Aus meiner persönlichen Erfahrung würde ich dir die Roccat Ryos MK Pro empfehlen. Kann aber nicht schaden, vorher nochmal ein paar Tests zu lesen oder - falls möglich - die Tastaturen mal auszutesten.

Noch ein EDIT:
Ein Nachteil beider Tastaturen ist die Positionierung der Makrotasten - ich habe zum Beispiel häufiger mal die Makro-Taste links oben, statt Escape gedrückt, die Umgewöhnung war zumindest für mich sehr schwer.


----------



## petred (30. Juli 2014)

Ich nutze die G710+ jetzt ca 1,5 Jahre täglich ca 1-2 Stunden (arbeiten und zocken) ich habe bis jetzt noch keinerlei Abnutzung der Beschichtung feststellen können. Vor ca 2 Wochen ist mit leider eine Taste gebrochen (untere Seite, so dass sie nicht mehr vom Schalter gehalten werden konnte). Nach einem Telefonat mit dem Logitech Support habe ich innerhalb von 3 Tage eine Komplett neue Tastatur erhalten.

Ich bin mit also mit der Logitech sehr zufrieden und kann diese nur weiterempfehlen.


----------



## Spookryder (30. Juli 2014)

Also habe bis jetzt besere Erfahrungen mit Roccat als wie mit Logitech gemacht gerade was den Service betrifft, bei Roccat meldet sich einer innerhalb ein paar Minuten, als ob man da schon auf einen Warten wuerde 

Also mir ist bekannt das es bei der alten Revision der Kone XT probleme mit dem Mausrad gab, da sich dieses oft etwas gelockert hat und nur noch rumeierte aber bei der neuen Revision, ist alles super.
Habe selber die Kone Pure (finde passt und liegt besser in der Hand wie die XT aber haengt halt ein wenig von der Handgrösse ab).
Habe leider nicht die Ryos MK pro da es die ja noch nicht allzu lange gibt aber ich besitze die ISKU und finde es ist eine sehr angenehme Tastatur.

Abnutzungsspuren oder sonstiges sind auf der Tastatur oder Maus nicht ersichtlich.

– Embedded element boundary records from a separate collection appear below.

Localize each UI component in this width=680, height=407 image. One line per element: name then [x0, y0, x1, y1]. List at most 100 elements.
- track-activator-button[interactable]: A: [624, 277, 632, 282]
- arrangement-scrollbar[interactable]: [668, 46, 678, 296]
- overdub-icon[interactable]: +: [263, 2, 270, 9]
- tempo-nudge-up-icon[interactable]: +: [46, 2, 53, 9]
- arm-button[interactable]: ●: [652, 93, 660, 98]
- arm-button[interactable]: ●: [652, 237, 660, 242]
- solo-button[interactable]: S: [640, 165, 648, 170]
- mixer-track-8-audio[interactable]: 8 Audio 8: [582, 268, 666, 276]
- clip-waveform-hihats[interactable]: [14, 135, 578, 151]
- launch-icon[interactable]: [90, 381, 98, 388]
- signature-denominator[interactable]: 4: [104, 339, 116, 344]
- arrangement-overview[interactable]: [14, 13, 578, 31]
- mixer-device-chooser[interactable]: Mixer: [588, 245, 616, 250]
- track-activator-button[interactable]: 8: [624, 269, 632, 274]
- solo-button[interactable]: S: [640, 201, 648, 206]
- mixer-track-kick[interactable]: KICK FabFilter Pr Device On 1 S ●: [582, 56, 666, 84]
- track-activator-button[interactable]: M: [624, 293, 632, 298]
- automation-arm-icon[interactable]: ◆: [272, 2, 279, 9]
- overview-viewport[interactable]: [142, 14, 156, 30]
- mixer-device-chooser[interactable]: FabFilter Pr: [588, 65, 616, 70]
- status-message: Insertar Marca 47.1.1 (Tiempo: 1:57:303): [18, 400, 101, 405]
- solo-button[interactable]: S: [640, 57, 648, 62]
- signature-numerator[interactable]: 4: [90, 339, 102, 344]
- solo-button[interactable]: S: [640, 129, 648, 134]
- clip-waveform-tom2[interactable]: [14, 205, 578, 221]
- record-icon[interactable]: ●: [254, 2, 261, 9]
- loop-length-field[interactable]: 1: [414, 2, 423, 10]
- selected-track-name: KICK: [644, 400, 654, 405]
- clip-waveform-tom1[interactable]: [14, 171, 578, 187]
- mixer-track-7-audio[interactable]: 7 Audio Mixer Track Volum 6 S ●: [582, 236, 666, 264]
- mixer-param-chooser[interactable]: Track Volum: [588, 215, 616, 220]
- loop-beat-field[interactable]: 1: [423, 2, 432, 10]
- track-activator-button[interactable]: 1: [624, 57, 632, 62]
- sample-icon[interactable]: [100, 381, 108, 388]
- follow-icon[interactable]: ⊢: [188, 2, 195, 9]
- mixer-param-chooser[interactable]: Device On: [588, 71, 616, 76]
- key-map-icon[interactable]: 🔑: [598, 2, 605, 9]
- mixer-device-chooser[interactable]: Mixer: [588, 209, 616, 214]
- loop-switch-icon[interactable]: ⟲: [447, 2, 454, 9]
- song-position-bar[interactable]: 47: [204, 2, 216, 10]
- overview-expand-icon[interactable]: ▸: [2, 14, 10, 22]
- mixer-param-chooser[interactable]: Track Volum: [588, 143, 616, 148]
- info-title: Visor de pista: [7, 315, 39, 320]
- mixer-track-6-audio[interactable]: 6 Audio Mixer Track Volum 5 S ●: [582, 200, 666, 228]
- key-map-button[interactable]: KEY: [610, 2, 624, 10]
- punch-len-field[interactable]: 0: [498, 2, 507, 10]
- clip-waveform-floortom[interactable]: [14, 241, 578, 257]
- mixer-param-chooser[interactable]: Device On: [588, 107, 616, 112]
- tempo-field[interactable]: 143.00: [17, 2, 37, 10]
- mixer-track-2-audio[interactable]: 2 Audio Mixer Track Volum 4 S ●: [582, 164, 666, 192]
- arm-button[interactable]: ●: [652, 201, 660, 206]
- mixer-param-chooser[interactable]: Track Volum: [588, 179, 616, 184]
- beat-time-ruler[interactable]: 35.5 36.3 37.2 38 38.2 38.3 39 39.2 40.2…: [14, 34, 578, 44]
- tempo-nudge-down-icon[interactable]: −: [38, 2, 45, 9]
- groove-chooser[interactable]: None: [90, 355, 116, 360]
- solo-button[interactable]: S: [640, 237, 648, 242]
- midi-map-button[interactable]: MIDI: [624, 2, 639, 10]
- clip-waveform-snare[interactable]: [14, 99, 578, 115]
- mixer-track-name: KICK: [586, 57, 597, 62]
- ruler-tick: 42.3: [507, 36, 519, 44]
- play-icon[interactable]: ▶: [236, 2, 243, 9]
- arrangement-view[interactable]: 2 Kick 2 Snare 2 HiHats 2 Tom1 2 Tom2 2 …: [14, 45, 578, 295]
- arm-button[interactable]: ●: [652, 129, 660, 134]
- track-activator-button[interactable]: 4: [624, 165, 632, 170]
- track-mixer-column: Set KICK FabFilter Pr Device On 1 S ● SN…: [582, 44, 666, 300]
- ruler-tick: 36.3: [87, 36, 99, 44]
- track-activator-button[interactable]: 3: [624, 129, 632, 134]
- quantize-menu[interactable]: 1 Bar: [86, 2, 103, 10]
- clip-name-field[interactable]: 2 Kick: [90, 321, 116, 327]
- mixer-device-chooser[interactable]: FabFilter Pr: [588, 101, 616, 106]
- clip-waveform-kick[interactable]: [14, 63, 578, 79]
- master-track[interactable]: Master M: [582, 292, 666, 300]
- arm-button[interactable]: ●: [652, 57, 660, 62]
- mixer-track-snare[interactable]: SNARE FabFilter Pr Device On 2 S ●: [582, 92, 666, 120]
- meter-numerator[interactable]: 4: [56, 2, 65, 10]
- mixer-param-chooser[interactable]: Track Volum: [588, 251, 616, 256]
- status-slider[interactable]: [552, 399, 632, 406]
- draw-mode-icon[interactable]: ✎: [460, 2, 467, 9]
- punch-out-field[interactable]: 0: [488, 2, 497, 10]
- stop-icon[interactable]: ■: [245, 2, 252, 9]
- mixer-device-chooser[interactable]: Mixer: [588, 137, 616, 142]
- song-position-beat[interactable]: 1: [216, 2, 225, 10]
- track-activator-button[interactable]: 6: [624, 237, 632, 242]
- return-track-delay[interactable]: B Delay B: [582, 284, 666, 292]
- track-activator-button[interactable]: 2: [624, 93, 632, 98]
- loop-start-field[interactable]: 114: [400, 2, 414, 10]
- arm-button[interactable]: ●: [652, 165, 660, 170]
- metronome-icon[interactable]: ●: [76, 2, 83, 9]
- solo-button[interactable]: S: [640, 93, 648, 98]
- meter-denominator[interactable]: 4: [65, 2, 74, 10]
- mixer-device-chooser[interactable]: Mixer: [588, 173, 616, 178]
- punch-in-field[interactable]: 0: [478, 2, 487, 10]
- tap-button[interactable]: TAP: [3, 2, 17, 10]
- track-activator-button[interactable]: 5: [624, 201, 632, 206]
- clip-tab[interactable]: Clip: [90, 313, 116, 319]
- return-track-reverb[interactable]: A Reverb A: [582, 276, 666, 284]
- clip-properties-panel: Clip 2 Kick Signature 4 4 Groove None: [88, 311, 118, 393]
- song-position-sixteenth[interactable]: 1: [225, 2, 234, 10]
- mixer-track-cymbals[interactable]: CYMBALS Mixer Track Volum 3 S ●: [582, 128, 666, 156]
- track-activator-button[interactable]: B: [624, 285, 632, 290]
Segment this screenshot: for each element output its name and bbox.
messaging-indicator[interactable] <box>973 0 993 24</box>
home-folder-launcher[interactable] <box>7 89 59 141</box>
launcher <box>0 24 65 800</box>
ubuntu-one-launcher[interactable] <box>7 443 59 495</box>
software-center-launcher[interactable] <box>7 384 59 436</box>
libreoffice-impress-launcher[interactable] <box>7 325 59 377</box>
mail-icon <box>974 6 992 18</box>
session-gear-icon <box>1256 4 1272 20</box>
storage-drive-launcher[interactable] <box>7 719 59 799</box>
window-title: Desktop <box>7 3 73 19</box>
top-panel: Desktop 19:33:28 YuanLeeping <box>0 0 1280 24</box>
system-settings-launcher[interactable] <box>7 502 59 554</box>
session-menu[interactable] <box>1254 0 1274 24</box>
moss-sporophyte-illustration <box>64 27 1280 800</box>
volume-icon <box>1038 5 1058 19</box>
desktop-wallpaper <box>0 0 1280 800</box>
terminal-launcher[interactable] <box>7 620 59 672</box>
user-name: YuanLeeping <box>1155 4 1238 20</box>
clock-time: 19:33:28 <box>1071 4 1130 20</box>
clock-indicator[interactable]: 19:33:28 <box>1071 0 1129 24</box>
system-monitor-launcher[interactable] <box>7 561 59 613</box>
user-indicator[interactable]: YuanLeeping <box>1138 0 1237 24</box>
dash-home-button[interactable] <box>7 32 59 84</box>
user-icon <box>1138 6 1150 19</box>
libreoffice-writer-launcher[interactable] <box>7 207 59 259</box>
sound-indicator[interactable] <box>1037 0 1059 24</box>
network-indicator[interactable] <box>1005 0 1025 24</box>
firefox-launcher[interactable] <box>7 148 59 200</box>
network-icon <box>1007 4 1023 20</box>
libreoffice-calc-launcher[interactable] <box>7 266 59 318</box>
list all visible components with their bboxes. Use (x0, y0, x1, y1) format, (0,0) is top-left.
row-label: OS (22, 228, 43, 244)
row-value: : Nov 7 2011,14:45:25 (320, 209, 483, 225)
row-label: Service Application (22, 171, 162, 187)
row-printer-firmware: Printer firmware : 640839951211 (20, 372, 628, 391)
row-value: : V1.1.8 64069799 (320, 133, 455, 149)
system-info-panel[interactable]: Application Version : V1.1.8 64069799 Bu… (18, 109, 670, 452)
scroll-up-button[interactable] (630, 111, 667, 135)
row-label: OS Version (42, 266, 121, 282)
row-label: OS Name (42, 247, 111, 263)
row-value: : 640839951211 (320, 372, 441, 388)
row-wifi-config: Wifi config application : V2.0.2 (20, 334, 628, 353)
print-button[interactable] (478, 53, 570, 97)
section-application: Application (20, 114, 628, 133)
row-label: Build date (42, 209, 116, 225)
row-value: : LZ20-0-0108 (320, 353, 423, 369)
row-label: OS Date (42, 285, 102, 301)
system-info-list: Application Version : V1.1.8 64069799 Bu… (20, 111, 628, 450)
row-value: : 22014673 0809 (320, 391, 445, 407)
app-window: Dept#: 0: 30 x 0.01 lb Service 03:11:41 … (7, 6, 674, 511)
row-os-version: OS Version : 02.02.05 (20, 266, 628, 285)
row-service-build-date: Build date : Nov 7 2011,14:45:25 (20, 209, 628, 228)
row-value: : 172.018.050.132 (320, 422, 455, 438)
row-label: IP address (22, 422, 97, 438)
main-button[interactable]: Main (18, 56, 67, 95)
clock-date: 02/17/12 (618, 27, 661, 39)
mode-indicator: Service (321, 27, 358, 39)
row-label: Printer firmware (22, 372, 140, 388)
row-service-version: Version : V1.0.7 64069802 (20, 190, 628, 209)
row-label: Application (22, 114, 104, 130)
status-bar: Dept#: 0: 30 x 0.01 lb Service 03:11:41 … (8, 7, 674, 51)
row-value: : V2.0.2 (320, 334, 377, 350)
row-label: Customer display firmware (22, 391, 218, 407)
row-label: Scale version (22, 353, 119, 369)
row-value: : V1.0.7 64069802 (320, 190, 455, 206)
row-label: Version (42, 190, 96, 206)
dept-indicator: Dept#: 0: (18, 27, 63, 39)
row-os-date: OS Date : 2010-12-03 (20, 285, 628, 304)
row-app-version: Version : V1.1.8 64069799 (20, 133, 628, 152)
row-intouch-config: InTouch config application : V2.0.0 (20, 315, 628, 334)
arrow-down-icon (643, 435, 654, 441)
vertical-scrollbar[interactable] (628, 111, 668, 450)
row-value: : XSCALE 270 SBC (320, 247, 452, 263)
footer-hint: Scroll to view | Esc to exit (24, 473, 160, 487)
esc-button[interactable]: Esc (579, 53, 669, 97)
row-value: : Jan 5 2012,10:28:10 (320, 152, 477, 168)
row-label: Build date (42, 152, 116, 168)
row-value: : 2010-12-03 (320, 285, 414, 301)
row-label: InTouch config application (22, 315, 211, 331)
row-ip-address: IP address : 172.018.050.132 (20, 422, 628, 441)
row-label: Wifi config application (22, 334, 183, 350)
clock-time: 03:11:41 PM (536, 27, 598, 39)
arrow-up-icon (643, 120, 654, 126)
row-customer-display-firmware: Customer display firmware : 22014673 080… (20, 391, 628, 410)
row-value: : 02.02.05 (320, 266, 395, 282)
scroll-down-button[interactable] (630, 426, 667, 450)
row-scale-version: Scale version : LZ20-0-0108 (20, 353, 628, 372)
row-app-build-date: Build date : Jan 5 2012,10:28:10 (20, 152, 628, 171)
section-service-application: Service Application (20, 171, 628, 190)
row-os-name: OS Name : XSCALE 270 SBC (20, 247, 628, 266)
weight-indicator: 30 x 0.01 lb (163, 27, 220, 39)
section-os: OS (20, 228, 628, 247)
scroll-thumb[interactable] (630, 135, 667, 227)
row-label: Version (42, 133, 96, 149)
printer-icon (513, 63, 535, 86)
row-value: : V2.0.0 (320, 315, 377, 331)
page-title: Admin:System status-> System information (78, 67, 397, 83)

Also ich kann sie von meiner Seite nur empfehlen

Gruss


----------



## ludscha (30. Juli 2014)

Mir ist noch nichts aufgefallen das sich die Beschichtung meiner G710+ abnutzt, obwohl ich sie schon fast 2 Jahre im gebrauch habe.


----------



## el-knobloffo (30. Juli 2014)

Hat denn die Logitech so was wie "Roccat Talk", oder wenigstens ähnliches.


----------



## BenRo (30. Juli 2014)

Nein.

Was die Beschichtung angeht, habe ich mich etwas mißverständlich ausgedrückt: Die Beschichtung der Logitech ist sehr gut. Meine Einlassungen waren eher allgemeiner Natur.

Was petred anspricht habe ich jetzt schon öfter gehört, abbrechende Tasten. Scheint besonders bei Tasten links unten, z. B. links untere Strg-Taste zu passieren (oder ist Zufall, dass ich das so schon mehrfach gelesen und gehört habe).


----------



## Humilator (30. Juli 2014)

el-knobloffo schrieb:


> Hat denn die Logitech so was wie "Roccat Talk", oder wenigstens ähnliches.


 
wozu brauch man sowas??


----------



## gh0st76 (2. August 2014)

Humilator schrieb:


> wozu brauch man sowas??


 
Man könnte jetzt böse sagen das hauptsächlich WoW Nerds die Funktion brauchen damit wenigstens einer mit ihnen spricht.  

@BenRo
Die Gummiringe dämpfen nicht die Tasten wenn sie zurück springen, sondern wenn man die Taste bis zum Bottom Out durchhämmert.


----------



## BenRo (2. August 2014)

@gh0st76
Du hast absolut Recht.

Das Zurückspringen der Tasten kommt mir bei der Logitech G710+ für MX Browns trotzdem leiser vor, als bei anderen Mechas (wer weiß worans liegt. Den Tastenkappen? Magie?). Da ichs nicht gemessen, sondern einfach nur mit 2 anderen Tastaturen verglichen habe, kann das auch ein subjektiver Eindruck sein. Der Unterschied ist jetzt auch nicht so riesig, dass es kaufentscheidend sein sollte.


----------



## NBellic (30. August 2014)

Was muß man tun um bei der G710+ eine Taste zu (zer)brechen? Entfernen ohne Werkzeug?


----------